THE INTER-MOUNTAIN - Athletes from Davis & Elkins College helped make the Halloween holiday a little sweeter for area youngsters as part of an annual trunk-or-treating event Tuesday night.
Several groups of athletes and other students and people associated with the college dressed in costumes, handed out candy and presented child-friendly sports and games in the parking lot near The McDonnell Center. It was all part of the annual event hosted by the Davis & Elkins College Fellowship of Christian Athletes and the college’s Athletic Department.
“This is our third year, and it’s grown and gotten a little bigger every year,” said Jennifer Riggleman, the FCA advisor. “It’s so much fun for the athletes to be able to dress up and interact with the kids. It’s very successful, and a lot of fun for everyone.”
Handing out candy was a family affair for Mandi and Josh Larkin, along with their sons Brody, 1, and Caleb, 4. The family dressed up with a “Star Wars” theme this year. Mandi Larkin, who serves as an assistant athletic director at the college, said they have dressed in a jungle theme and Disney theme in the past.

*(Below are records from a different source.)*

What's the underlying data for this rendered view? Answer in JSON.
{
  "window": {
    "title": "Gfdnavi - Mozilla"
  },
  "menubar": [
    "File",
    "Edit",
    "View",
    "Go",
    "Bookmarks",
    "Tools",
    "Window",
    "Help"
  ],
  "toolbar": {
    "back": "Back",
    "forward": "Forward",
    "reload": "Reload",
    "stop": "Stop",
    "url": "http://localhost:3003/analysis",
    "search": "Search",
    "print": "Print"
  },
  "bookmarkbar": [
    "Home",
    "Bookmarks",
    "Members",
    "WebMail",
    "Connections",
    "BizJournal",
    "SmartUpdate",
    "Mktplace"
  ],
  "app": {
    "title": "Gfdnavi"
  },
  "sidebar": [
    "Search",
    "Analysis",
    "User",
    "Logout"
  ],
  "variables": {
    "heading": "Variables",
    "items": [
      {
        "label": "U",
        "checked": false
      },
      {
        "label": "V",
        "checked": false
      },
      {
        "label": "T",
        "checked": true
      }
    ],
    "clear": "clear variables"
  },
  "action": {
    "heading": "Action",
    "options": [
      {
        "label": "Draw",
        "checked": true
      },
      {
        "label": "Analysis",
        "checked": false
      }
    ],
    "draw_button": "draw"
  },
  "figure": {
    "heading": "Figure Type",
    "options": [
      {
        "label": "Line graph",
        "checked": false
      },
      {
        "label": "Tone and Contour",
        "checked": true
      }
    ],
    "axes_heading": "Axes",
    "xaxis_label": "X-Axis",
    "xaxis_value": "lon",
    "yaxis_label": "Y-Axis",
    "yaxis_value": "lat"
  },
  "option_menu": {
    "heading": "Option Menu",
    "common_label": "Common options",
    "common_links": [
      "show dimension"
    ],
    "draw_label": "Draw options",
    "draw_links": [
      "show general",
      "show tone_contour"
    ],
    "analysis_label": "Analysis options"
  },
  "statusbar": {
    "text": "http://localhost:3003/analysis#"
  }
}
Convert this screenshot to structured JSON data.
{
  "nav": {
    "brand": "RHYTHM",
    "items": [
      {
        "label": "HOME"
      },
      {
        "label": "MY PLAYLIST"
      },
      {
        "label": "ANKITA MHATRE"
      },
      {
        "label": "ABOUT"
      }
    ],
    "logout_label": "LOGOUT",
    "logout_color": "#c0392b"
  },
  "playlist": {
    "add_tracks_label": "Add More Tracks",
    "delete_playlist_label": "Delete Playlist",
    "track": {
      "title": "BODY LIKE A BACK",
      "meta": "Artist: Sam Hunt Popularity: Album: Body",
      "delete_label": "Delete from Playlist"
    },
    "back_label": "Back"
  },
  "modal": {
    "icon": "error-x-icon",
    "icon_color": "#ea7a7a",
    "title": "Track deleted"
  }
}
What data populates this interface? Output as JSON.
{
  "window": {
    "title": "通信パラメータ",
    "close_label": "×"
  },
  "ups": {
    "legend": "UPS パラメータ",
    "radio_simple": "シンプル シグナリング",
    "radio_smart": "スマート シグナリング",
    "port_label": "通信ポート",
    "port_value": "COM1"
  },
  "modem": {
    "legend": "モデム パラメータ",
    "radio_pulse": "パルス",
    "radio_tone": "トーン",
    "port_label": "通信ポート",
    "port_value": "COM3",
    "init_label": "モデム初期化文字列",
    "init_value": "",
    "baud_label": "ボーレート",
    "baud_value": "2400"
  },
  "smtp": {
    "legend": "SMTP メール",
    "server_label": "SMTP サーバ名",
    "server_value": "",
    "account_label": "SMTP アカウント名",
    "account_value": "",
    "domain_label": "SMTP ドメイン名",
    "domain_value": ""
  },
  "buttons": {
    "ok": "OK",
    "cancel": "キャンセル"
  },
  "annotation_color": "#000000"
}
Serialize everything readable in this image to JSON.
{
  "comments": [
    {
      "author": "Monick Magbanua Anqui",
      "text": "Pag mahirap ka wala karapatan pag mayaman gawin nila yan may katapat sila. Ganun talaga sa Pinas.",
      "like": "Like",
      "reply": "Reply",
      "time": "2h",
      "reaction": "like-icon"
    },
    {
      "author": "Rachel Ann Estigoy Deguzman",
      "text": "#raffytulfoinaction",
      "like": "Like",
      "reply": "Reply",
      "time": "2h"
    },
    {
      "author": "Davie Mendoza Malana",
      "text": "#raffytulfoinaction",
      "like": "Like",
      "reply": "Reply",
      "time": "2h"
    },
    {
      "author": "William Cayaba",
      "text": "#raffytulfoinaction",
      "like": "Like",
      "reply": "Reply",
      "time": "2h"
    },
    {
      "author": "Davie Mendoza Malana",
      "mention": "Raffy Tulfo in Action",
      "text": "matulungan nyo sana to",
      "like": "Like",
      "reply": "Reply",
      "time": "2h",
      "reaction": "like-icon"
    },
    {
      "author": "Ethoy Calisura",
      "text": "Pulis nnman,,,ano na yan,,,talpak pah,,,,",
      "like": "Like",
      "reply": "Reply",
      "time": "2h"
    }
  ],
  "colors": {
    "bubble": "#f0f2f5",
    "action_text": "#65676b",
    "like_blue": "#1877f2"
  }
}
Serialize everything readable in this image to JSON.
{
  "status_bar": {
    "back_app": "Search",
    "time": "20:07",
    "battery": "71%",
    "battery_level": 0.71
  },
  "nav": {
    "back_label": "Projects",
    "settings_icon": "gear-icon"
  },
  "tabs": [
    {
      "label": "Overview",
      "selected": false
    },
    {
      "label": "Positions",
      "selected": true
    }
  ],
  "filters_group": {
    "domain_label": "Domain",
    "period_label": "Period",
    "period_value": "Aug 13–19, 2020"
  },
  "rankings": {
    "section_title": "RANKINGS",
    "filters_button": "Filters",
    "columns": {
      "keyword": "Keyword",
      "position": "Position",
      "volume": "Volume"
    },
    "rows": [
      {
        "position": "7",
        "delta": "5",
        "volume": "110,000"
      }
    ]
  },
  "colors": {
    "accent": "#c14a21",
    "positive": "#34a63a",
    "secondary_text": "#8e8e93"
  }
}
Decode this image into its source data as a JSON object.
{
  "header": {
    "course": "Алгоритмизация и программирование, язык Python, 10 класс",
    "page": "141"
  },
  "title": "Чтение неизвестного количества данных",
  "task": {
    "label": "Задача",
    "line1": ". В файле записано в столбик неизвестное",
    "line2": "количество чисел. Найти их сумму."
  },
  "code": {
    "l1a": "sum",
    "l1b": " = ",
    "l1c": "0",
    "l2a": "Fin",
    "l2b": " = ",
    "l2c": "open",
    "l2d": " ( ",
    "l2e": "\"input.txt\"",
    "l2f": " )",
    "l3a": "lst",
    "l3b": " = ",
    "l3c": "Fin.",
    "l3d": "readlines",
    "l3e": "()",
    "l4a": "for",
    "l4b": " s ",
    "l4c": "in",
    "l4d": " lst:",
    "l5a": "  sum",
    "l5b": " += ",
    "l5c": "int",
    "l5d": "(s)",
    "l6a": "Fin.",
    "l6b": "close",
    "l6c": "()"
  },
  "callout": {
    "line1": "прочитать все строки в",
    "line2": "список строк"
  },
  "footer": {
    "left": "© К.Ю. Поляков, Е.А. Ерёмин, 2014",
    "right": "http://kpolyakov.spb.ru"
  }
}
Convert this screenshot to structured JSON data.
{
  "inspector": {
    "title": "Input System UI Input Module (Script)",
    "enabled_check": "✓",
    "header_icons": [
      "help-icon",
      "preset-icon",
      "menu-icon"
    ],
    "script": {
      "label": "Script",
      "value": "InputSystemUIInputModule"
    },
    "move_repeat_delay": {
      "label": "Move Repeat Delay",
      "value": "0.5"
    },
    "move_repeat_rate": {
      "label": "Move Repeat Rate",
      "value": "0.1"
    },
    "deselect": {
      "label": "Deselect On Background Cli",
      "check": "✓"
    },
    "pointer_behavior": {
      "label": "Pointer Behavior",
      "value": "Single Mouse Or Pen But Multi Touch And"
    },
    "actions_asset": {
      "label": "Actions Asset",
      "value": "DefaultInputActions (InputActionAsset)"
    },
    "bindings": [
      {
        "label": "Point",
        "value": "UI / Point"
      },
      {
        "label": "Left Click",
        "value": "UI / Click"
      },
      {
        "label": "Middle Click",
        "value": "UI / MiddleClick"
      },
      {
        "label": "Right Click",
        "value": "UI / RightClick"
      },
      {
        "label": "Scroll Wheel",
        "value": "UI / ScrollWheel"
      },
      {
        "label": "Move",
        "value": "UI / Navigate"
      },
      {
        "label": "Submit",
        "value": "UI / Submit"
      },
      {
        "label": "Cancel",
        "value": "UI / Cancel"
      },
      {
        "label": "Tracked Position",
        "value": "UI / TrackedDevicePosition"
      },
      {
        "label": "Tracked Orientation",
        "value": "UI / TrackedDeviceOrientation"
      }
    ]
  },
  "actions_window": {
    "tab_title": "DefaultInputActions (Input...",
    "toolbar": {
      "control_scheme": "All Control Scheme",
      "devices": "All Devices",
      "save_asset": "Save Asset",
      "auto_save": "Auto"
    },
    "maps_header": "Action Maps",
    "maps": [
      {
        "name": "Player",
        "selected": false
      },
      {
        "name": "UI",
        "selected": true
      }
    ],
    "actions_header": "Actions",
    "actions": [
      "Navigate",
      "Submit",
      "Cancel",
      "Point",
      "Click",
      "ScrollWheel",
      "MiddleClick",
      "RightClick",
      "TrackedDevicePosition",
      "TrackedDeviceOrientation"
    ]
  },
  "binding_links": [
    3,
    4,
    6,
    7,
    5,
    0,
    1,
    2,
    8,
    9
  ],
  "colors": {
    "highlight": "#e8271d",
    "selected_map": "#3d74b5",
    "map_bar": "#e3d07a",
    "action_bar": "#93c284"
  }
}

“I think it’s a good event for the community, and it gives our student athletes a chance to interact with the community … and hopefully the community will come support more of their events,” she said.
One of the youngsters having a good time Tuesday evening was 4-year-old NJ Patella, who was dressed as a police officer. His mother, Ann Marie Patella, who was dressed as a robber.
“My husband (Nick) is the basketball coach, so we come out here every year,” she said.
Meanwhile, many residents throughout the area also took time Tuesday evening to hand out treats for Halloween.
One house near Elkins City Park was decorated with plenty of spooky creatures, creepy decor and animated ghosts that were designed to be scary to all who walked up the path to get candy. Terry Shorr and Mike Caine were dressed in costumes and greeting trick-or-treaters at the house, which belongs to Ruth “Noodie” Runner.
Shorr said Runner’s husband Miles, who died a few years ago, would always put up lots of decorations for Halloween, and they wanted to continue that tradition.
“It’s a way of keeping his memory alive,” Shorr said.